Secondary Outcome Measures

Name	Time	Method
Objective response rate (ORR)	Up to 36 month	ORR is defined as the percentage of participants in the analysis population who have a Complete Response (CR: Disappearance of all target lesions) or a Partial Response (PR: ≥30% decrease in the sum of diameters of target lesions) per Response Evaluation Criteria in Solid Tumors (RECIST) Version 1.1
Disease-free survival (DFS)	3(5) years after last patient enrolled	Survival without local or systemic recurrence
R0 resection rate	Immediately after the surgery	Residual tumor rate
Overall survival (OS)	Up to 36 month	Overall survival is defined as the duration from date of enrollment to the date of death from any cause.

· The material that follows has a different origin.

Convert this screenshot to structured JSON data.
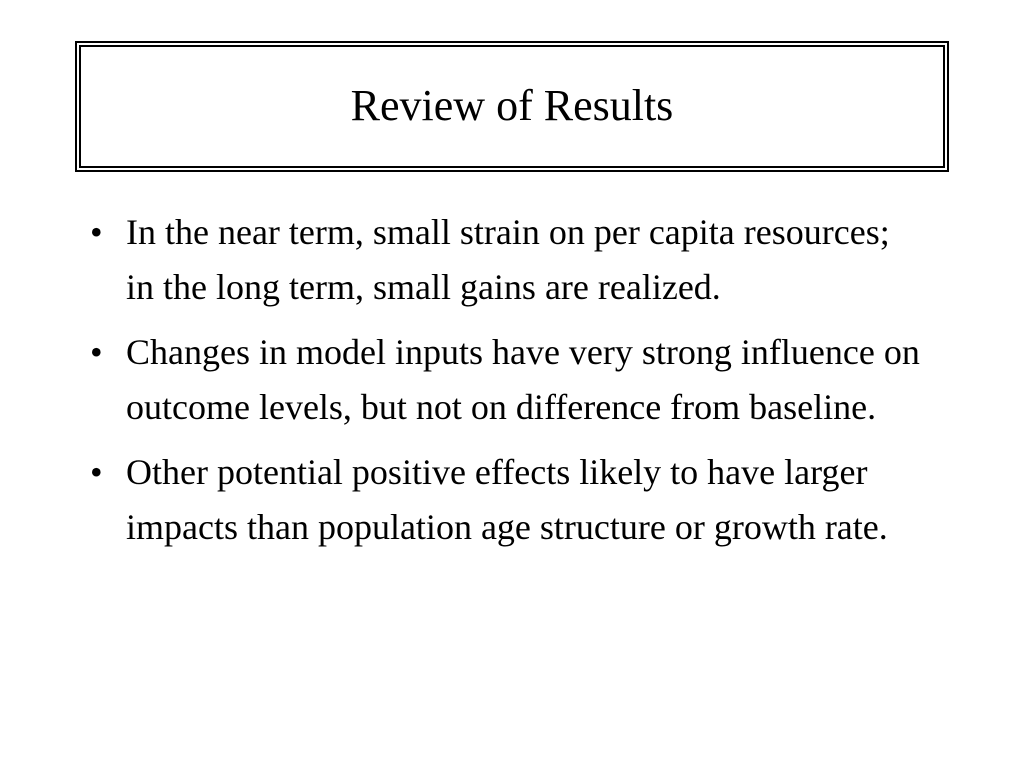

Disease control rate (DCR)	Up to 36 month	DCR is defined as the percentage of participants in the analysis population who have a CR, PR or stable disease (SD) per RECIST 1.1.
Safety: AE	Up to 36 month	Safety was defined as the Number of Participants With an Adverse Event
Change From Baseline in HRQoL Score Using EORTC Quality of Life Questionnaire-Oesophageal Module (QLQ-OES18)	Up to 36 month	The EORTC QLQ-OES18 is a disease-specific questionnaire to assess measurements specific to esophageal cancer. It contains 18 items and is based on four subscales-dysphagia, eating, reflux and pain. All items are scored using a four-point scale that offers these response choices: 1=not at all, 2=a little, 3=quite a bit, 4=very much. A higher score indicates worse level of symptoms. Using linear transformation, raw scores are standardized, so that scores range from 0 to 100. The change from baseline in HRQoL QLQ-OES18 score in participants will be presented.